Strategic Implications: How Enterprises Are Adapting
Faced with the prospect of "token shock," companies are adopting a defensive, multi-pronged strategy to manage their AI footprint:
1. The Right Tool for the Right Task
Enterprises are increasingly moving away from the "one-size-fits-all" approach. Rather than routing all queries to top-tier, high-cost models (like those from OpenAI or Google), companies are deploying smaller, open-source models for routine tasks. By reserving the most powerful models for complex, high-stakes operations, firms can significantly lower their average cost per token.
2. Radical Optimization and Usage Caps
IT departments are implementing strict governance protocols. This includes usage caps for employees, forcing teams to justify the necessity of AI tools for specific workflows. Many firms have also begun to share internal cost-saving libraries, effectively "crowdsourcing" ways to switch to older, cheaper models that are still more than adequate for non-critical applications.
3. The Human-AI Equilibrium
As Uber’s leadership noted earlier this year, the cost of AI tokens is increasingly being measured against the cost of human labor. If an AI agent’s cost to perform a task exceeds the hourly rate of a skilled engineer or analyst, the business case collapses.

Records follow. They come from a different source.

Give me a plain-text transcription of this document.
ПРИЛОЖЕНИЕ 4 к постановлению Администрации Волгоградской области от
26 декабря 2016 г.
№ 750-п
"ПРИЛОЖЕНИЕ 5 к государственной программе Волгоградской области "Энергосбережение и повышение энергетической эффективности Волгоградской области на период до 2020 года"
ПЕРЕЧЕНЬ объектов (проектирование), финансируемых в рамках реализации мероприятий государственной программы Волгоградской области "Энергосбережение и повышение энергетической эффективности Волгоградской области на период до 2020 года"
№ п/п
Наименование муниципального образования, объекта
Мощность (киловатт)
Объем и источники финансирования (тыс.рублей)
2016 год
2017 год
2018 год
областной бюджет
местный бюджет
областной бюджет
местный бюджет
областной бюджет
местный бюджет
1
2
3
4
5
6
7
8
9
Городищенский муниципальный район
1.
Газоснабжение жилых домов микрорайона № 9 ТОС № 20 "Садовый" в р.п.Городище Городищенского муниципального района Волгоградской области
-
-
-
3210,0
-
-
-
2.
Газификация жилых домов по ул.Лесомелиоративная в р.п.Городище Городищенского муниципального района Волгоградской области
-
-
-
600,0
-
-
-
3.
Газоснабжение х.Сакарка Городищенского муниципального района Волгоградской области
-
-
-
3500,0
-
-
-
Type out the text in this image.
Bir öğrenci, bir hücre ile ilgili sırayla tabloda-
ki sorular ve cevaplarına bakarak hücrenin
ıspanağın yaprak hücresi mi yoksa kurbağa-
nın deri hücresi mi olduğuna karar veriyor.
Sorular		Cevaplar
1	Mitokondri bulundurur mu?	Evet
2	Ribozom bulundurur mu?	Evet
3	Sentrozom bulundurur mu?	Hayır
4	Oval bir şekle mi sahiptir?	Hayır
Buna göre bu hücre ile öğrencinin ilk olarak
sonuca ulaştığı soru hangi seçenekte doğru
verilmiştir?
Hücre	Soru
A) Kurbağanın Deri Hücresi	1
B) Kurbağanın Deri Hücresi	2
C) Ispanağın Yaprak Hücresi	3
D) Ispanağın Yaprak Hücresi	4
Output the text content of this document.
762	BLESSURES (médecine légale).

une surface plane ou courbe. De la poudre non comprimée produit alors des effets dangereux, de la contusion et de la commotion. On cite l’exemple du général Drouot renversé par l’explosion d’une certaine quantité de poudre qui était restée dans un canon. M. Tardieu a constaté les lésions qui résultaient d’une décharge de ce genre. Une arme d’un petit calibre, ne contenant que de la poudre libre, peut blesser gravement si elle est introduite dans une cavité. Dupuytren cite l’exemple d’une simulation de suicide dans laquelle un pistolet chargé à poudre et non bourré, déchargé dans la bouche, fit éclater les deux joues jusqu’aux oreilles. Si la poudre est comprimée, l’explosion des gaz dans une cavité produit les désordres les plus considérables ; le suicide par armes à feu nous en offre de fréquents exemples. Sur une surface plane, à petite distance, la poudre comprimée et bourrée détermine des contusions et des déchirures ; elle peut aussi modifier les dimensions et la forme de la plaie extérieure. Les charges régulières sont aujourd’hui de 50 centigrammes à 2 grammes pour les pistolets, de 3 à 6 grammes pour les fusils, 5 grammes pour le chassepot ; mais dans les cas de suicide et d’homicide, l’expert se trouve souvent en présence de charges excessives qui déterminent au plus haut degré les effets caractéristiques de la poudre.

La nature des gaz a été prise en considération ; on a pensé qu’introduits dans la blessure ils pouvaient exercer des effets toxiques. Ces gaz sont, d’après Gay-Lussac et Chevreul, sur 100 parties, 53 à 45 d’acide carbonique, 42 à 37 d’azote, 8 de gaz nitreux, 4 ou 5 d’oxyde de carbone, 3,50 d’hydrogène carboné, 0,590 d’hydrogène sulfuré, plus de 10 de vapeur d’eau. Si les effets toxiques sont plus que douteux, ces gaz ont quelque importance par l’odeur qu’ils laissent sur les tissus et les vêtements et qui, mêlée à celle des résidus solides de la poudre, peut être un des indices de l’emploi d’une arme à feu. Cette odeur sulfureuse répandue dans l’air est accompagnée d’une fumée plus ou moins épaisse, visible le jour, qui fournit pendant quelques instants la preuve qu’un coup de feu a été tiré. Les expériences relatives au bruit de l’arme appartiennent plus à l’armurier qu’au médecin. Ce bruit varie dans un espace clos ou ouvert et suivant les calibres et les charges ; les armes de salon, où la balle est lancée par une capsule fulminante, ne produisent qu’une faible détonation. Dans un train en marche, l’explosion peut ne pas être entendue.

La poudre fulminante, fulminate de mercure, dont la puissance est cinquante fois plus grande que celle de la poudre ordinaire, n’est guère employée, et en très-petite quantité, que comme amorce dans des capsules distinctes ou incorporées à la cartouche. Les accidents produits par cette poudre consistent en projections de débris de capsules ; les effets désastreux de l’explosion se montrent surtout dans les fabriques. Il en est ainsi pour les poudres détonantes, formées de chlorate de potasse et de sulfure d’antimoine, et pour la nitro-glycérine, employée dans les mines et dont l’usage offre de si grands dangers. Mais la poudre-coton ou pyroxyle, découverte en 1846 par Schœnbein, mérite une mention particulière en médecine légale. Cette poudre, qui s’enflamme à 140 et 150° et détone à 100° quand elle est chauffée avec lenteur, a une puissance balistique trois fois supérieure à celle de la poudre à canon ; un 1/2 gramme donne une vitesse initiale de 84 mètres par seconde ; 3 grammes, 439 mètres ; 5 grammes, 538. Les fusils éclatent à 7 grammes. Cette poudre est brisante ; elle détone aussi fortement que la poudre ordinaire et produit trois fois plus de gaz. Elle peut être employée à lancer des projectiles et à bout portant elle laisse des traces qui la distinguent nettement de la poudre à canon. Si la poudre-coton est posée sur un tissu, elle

This economic reality is forcing a realignment in the enterprise talent strategy, where the focus is shifting from "AI replacing humans" to "AI augmenting humans in the most cost-effective way possible."
The Path Forward: What Does 2027 Hold?
Nikesh Arora’s prediction of a 90% price drop over the next two years is not just a wish; it is a necessity for the survival of the current AI ecosystem. If the cost of inference does not fall, the "AI Winter" that many pundits warned about could manifest not as a lack of interest, but as a lack of affordability.
The next 12 to 24 months will be a crucible for the major AI labs. The companies that succeed will be those that can successfully navigate the transition from selling "the dream of AI" to selling "the utility of AI." As the market shifts toward efficiency, the winners will be the organizations that can offer high-performance intelligence at a commodity price.
For the enterprise, the message is clear: proceed with caution, prioritize efficiency over experimentation, and prepare for a future where AI is treated not as a magic black box, but as a utility that must be managed, measured, and optimized with the same rigor as cloud storage or energy consumption. The era of the "unlimited budget" is over; the era of "intelligent economics" has begun.